Petco Park, San Diego: The Padres played their first 35 seasons at Jack Murphy Stadium in Mission Valley. And if you drive to a game at Petco, you might still want to park out there to find an affordable spot (I would recommend taking the trolley to the stadium, but telling Californians not to drive is like telling Boston fans not to moan about how much they've suffered). But once you do find a place to park and get inside, this is a pretty sweet stadium. The old warehouse in left field is on a smaller scale compared with its big brother at Camden Yards but provides a similarly nostalgic touch. The little ballpark beyond center field is a good playground for kids, and the seats are as comfortable as a three-run lead with Heath Bell on the mound. You can't walk around the ballpark without having your view frequently obstructed, though, which the Franciscan Order of Ballpark Architects should deem a mortal sin for any stadium built within the past decade. Still, as long as there are fish tacos, I can't complain too much.

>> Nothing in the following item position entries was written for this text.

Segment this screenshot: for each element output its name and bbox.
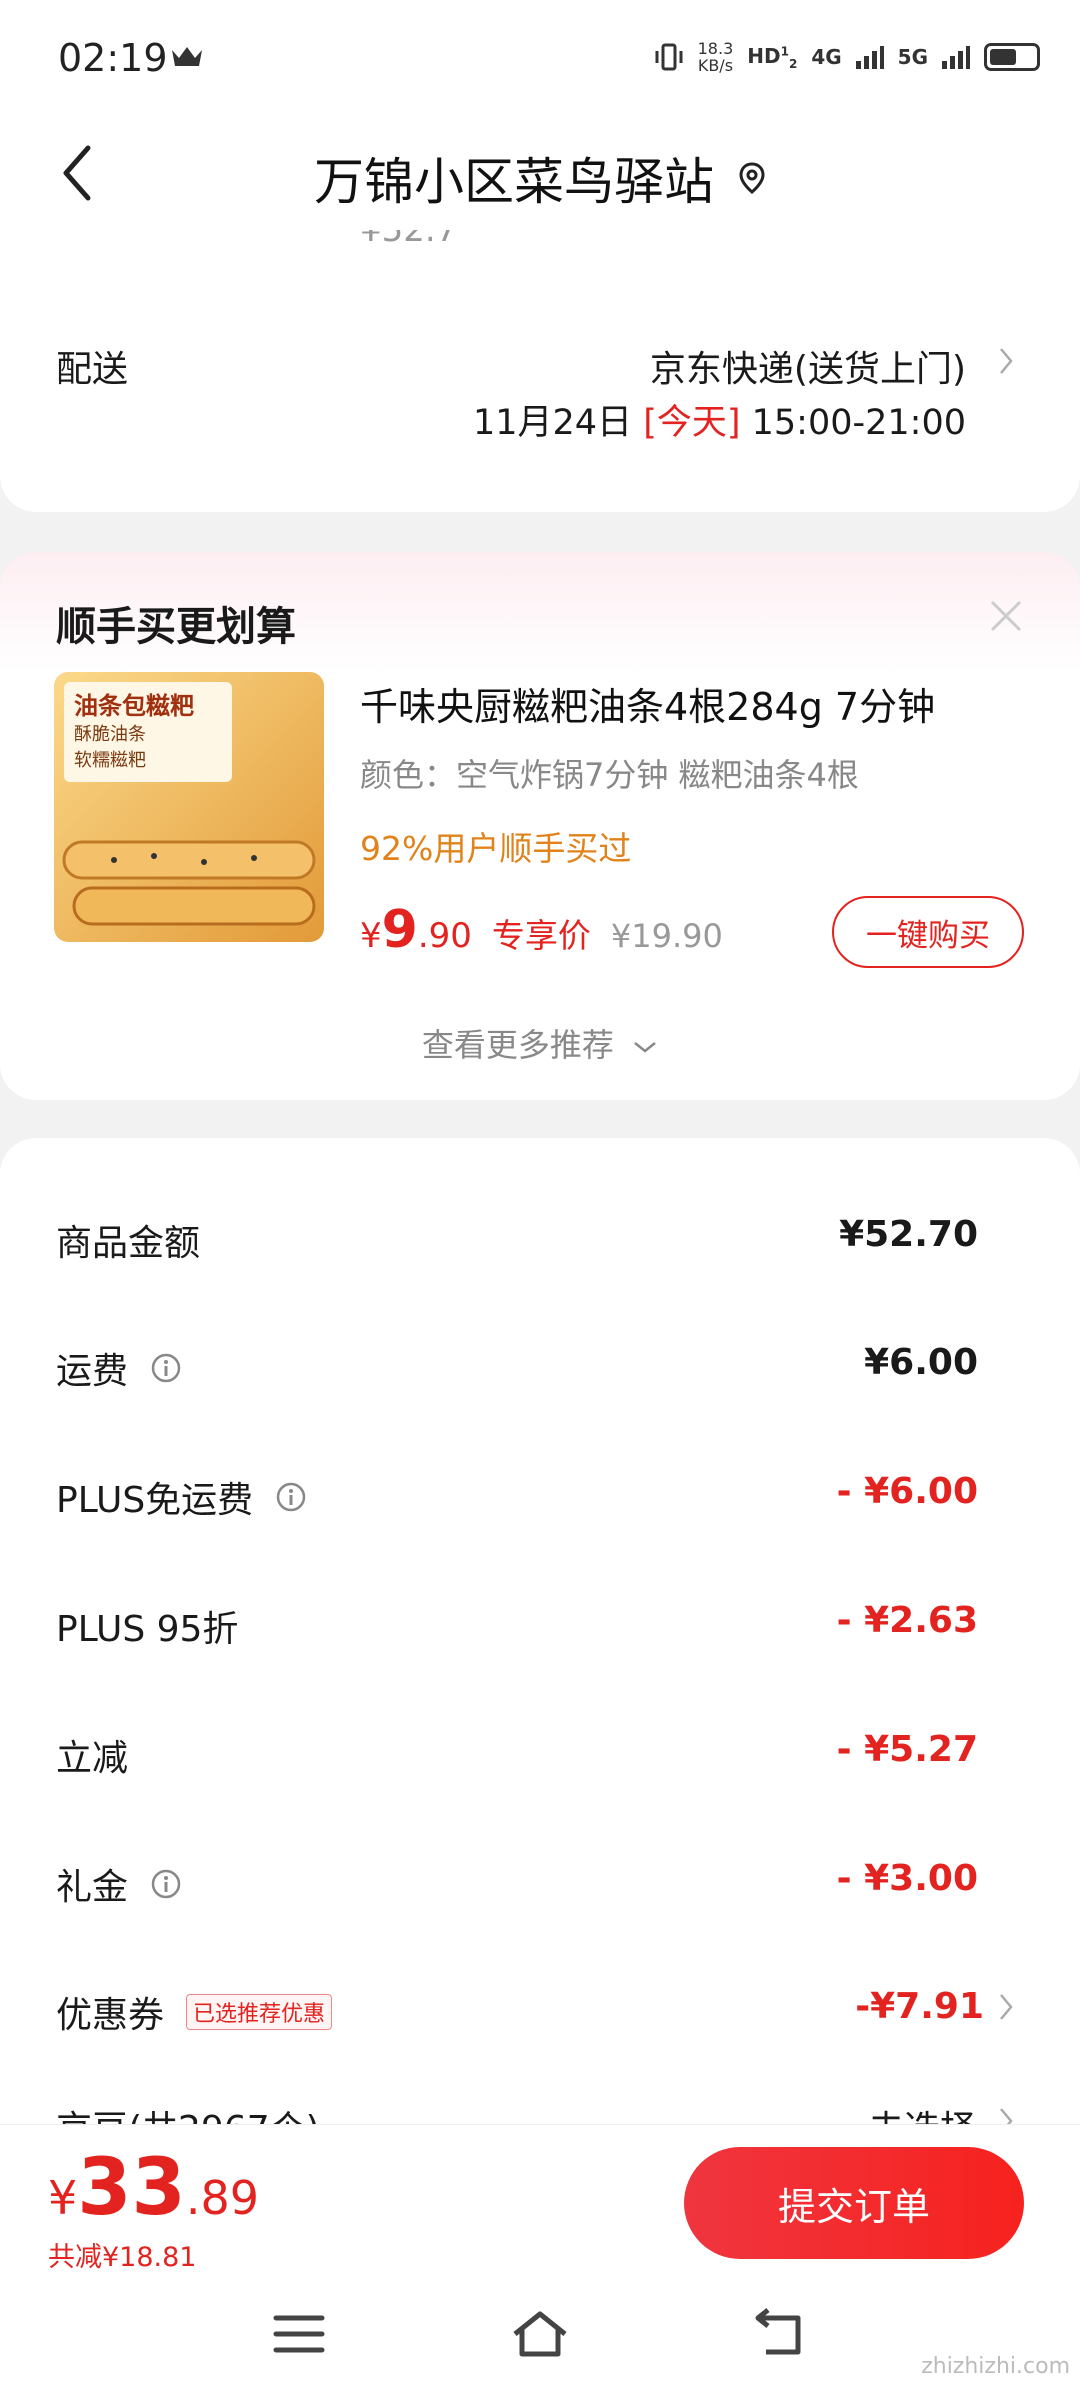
total-saved: 共减¥18.81	[48, 2242, 197, 2273]
top-bar: 万锦小区菜鸟驿站	[0, 118, 1080, 230]
recommended-discount-badge: 已选推荐优惠	[186, 1994, 333, 2030]
watermark: zhizhizhi.com	[921, 2354, 1070, 2379]
status-bar: 02:19 18.3 KB/s HD12 4G 5G	[0, 0, 1080, 118]
delivery-time[interactable]: 11月24日 [今天] 15:00-21:00	[473, 394, 966, 445]
signal-icon	[942, 46, 970, 69]
exclusive-price-tag: 专享价	[491, 916, 591, 955]
submit-order-button[interactable]: 提交订单	[684, 2147, 1024, 2259]
chevron-right-icon[interactable]	[998, 346, 1014, 376]
battery-icon	[984, 43, 1040, 71]
delivery-label: 配送	[56, 349, 129, 390]
back-icon[interactable]	[56, 138, 100, 208]
network-4g: 4G	[811, 45, 842, 69]
product-spec: 颜色：空气炸锅7分钟 糍粑油条4根	[360, 756, 859, 794]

Score: 84. Current rankings:
1, PNC Park, Pittsburgh 98
2, AT&T Park, San Francisco 94.
3, Camden Yards, Baltimore 92
4, Target Field, Minnesota 91
5, Wrigley Field, Chicago 90
6, Angels Stadium, Anaheim 89
7, Dodger Stadium, Los Angeles 88
8, Safeco Field, Seattle 87
8, Comerica Park, Detroit 87
8, Coors Field, Colorado 87
11, Kauffman Stadium, Kansas City 86
12, Petco Park, San Diego 84
13, Comiskey Park, Chicago 83
14, Progressive Field, Cleveland 82
15, Citi Field, New York 81
16, Minute Maid Park, Houston 80
17, Yankee Stadium, New York 79
18, Busch Stadium, St. Louis 78
19, The Ballpark in Arlington, Texas 77
20, Miller Park, Milwaukee 77
21, Chase Field, Arizona 76.5
22, Nationals Park, Washington 76
23, SkyDome, Toronto 75
24, The Oakland Coliseum 74
25, This Space For Rent, Florida 73
26, Tropicana Field, Tampa Bay 68
CSI: BOX SCORE ANSWER
The biggest clues in this fragment are the two teams playing (the Giants and Dodgers) and the stolen base total for Maury Wills (104). Yes, this is the final game of the 1962 regular season, when San Francisco and Los Angeles virtually repeated their epic 1951 finish. The Giants were four games back with seven to go on Sept. 22 but somehow forced a tie and a three-game playoff. It was the first season with a 162-game schedule, but they needed 165 to decide the season's National League champions. The two teams split the first two games, then came the third. Eleven years to the day after the Giants had rallied for three runs in the ninth on Bobby Thomson's famous home run to win the 1951 pennant, the Giants rallied for four runs in the ninth to win the pennant again. (And, as Roger Angell noted in his New Yorker piece, the scoreboard also provided updates on astronaut Wally Schirra's space flight that same day.) It was another amazing comeback for the Giants but, for some reason, you almost never hear about this playoff series.
But my favorite bit of trivia from this playoff is this: Because the three games counted as part of the regular season, the first-year, last-place Mets -- who somehow had been 9 ½ games out of first place just nine games into the season -- lost another half-game in the standings after their season ended.